My iOS sharing extension #Shaarli💫 (sourcecode+tests) has to communicate with HTML backends. Scraping data from HTML forms, sending HTTP posts. Now I want to avoid parsing HTML myself, but luckily libxml2 HTMLParser does that and is available on iOS. Giants, shoulders, you know.
Also I want to avoid to hold the complete document in memory, let alone traverse a DOM when I can grab the few things I need from a sax parser while they fly by. I used to get the form data with C/Objective-C and xpath, OMG. Having as few own, non-Swift-managed code as possible for parsing arbitrary content from the internet seems desirable.
So libxml2
for html parsing, sax (streaming or push parser) for slim
footprint and Swift for memory safety and ‘modern’ idioms
(Closures!).
Let’s add libxml2
sax parsing mojo to the Xcode project, following The Red
Queen Coder:
- in build settings look out for “Header Search Paths” and add
$(SDKROOT)/usr/include/libxml2
- to “Other Linker Flags.”
-lxml2
- to “Objective-C Bridging Header” a
foo/Bridging.h
, see below.
The actual parsing finally turned out simpler than expected.

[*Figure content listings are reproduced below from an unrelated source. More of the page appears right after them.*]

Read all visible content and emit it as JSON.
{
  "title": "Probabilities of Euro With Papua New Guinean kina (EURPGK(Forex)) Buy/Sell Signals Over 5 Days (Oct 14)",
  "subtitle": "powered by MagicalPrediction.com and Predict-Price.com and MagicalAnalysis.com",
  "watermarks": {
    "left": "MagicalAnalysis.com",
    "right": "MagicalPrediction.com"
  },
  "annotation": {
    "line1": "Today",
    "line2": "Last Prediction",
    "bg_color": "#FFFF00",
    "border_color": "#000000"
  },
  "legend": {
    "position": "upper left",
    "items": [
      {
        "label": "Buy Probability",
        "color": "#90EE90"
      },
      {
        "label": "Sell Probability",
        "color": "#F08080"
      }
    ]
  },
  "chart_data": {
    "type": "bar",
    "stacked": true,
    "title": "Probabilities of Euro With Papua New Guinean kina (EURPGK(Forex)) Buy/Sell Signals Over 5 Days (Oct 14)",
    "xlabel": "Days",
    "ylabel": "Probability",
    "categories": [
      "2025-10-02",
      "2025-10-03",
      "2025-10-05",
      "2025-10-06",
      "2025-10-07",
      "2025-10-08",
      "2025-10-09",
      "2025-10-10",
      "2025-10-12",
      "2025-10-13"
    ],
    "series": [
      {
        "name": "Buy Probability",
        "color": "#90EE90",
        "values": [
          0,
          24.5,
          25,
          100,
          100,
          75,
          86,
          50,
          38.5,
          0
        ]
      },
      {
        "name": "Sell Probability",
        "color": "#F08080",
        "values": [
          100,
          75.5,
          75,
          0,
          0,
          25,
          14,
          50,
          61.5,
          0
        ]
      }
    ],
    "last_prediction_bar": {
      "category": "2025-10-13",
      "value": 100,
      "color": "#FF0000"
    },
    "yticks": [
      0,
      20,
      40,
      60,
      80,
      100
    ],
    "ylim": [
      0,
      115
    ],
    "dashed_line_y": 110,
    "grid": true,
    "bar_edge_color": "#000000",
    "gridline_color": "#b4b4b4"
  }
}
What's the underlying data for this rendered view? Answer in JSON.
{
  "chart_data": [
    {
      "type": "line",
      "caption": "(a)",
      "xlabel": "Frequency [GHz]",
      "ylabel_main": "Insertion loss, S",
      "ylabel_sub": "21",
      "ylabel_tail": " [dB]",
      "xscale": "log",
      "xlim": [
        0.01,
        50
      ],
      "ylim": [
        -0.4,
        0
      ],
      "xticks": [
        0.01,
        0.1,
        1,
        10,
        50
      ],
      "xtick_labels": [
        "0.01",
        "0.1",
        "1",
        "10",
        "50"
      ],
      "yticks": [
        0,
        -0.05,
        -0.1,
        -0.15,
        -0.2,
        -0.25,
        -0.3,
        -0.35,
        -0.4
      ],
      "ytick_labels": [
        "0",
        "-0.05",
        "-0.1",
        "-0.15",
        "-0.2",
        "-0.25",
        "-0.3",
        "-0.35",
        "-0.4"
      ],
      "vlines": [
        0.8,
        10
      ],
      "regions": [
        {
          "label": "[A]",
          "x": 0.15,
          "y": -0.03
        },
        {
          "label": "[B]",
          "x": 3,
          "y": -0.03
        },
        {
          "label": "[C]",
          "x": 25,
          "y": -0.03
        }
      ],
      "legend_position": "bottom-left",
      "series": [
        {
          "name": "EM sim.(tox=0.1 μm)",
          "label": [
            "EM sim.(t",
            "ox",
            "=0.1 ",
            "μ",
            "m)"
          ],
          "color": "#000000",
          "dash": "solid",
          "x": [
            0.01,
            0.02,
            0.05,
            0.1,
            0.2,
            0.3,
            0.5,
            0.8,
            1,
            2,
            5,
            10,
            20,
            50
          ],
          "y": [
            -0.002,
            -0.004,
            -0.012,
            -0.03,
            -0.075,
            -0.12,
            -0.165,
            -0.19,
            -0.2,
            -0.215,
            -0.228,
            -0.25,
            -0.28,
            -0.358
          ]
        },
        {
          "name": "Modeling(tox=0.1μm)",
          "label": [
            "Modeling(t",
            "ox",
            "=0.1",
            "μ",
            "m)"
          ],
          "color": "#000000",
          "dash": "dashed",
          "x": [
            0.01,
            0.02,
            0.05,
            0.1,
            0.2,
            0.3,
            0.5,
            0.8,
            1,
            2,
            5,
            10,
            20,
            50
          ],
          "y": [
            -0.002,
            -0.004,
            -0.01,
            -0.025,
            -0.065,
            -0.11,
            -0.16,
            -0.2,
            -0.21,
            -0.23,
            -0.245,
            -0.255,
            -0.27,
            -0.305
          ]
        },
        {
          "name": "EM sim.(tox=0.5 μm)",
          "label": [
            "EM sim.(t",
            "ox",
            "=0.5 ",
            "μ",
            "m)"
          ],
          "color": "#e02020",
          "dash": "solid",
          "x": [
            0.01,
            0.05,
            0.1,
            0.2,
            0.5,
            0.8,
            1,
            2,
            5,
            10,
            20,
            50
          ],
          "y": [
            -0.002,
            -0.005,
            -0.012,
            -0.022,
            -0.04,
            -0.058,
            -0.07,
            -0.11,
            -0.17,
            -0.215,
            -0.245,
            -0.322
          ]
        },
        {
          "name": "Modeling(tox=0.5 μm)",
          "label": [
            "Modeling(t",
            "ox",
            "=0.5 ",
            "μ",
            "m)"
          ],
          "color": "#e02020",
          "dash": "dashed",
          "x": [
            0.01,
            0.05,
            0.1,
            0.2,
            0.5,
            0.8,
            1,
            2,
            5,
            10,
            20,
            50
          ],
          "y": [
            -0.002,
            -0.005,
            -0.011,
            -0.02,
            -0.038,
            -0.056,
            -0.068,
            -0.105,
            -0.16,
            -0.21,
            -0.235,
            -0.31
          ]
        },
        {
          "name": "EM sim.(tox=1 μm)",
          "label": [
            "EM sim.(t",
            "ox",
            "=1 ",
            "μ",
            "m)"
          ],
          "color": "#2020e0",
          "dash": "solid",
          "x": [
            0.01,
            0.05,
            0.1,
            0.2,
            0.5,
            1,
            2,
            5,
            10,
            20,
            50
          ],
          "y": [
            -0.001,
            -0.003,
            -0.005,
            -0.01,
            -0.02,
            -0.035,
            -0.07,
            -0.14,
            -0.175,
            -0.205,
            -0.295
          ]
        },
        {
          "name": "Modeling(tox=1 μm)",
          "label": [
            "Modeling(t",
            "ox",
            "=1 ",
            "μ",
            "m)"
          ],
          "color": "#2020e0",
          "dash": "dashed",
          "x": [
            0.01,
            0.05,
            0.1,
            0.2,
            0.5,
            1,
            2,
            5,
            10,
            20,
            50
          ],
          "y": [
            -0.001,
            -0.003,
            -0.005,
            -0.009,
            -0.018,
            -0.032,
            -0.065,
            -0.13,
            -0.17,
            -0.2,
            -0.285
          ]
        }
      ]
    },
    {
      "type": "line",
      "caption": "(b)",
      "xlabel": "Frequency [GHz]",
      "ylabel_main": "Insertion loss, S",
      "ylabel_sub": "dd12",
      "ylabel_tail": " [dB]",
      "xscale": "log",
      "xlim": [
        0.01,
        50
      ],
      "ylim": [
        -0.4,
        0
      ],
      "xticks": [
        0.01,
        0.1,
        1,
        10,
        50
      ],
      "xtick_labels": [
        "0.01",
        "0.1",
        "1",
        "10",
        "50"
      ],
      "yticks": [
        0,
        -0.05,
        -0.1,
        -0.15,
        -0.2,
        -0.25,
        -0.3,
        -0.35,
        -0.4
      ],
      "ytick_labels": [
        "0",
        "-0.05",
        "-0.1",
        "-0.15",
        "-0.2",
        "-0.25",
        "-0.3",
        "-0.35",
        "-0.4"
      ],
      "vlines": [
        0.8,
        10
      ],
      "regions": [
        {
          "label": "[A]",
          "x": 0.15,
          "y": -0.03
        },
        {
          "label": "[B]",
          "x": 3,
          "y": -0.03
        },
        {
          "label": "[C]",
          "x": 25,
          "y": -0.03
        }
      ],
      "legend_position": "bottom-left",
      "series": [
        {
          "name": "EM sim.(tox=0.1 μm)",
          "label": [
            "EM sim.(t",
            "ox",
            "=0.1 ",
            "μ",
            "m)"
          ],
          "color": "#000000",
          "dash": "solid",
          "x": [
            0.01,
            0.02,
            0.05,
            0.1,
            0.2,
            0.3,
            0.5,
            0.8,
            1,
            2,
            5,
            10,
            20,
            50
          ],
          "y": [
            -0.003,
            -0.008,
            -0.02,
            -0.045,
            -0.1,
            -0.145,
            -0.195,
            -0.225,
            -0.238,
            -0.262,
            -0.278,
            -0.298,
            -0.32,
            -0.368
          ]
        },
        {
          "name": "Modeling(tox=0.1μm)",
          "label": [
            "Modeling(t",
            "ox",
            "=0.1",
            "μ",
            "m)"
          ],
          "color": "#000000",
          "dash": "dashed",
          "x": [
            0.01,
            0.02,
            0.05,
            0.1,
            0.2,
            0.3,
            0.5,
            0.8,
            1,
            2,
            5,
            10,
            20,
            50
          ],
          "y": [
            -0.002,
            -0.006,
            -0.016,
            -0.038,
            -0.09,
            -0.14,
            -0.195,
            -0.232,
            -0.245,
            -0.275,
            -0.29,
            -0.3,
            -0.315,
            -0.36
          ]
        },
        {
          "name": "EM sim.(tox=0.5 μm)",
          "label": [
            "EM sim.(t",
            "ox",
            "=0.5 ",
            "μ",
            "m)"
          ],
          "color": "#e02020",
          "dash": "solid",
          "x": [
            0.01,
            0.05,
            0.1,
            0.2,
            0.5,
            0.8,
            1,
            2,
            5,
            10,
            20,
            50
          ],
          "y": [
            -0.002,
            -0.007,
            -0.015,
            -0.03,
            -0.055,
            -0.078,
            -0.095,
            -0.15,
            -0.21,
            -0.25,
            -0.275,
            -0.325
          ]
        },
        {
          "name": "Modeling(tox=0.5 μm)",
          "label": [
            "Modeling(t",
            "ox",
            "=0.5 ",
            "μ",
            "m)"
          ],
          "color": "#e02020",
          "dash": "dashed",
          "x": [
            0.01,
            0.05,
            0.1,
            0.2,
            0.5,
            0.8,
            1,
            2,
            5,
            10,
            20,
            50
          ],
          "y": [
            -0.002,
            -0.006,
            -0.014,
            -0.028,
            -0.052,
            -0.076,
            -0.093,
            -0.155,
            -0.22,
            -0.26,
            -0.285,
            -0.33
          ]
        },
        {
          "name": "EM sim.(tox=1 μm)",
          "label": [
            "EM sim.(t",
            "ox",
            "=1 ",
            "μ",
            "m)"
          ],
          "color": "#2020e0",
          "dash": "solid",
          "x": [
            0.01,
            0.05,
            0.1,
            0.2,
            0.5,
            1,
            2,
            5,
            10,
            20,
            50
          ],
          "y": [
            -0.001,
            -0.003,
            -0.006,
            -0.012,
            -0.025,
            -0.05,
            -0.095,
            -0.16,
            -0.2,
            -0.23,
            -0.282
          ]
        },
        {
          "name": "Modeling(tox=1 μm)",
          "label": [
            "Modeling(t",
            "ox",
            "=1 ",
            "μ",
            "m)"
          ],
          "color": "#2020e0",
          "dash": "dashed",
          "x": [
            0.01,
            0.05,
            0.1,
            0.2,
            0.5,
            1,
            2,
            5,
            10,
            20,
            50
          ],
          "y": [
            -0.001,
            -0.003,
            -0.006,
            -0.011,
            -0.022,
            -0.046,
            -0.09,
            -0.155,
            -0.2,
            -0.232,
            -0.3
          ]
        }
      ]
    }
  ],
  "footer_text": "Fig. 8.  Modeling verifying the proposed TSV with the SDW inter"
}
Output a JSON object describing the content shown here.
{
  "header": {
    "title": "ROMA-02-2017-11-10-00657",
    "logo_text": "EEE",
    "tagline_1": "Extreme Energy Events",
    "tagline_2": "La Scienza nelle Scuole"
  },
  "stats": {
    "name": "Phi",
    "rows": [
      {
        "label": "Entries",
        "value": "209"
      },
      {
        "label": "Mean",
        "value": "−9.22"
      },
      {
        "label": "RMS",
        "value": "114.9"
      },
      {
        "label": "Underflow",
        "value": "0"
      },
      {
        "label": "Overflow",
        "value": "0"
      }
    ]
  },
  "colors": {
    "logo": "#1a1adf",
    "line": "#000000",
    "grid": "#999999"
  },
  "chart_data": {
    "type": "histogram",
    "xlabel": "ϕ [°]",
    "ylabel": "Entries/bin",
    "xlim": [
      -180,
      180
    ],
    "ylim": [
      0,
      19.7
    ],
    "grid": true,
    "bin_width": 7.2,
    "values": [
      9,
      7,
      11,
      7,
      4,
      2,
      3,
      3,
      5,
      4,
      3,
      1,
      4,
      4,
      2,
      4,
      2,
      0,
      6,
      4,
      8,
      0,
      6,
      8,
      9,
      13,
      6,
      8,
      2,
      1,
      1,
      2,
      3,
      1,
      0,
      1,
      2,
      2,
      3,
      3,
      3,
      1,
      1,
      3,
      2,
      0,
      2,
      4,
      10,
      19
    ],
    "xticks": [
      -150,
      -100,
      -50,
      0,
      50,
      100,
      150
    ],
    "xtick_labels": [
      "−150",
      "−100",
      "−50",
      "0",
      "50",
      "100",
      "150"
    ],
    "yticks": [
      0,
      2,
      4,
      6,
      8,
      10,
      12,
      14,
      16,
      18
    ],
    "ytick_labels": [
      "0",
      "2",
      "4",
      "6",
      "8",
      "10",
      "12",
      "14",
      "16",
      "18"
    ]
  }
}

Especially the closures wiring the sax callbacks in line 52 look nice, don’t they?
Happy parsing!
Addendum
Bridging.h
//
// Bridging header to access libxml2 html parsing from Swift.
// http://mro.name/ShaarliOS
//
// First adjust some settings as described by http://redqueencoder.com/wrapping-libxml2-for-swift/
//
// * add to Xcode build settings “Header Search Paths”:
// $(SDKROOT)/usr/include/libxml2
// * add to Xcode build settings "Other Linker Flags."
// -lxml2
//
// Also: https://github.com/SonoPlot/Swift-libxml/blob/master/LibXMLWrapperExample/LibXMLWrapperExample/Bridging-Header.h
#import <libxml/HTMLparser.h>
#import <libxml/xmlerror.h>
HtmlFormParser.swift
//
// HtmlFormParser.swift
// http://mro.name/ShaarliOS
//
// Created by Marcus Rohrmoser on 09.06.19.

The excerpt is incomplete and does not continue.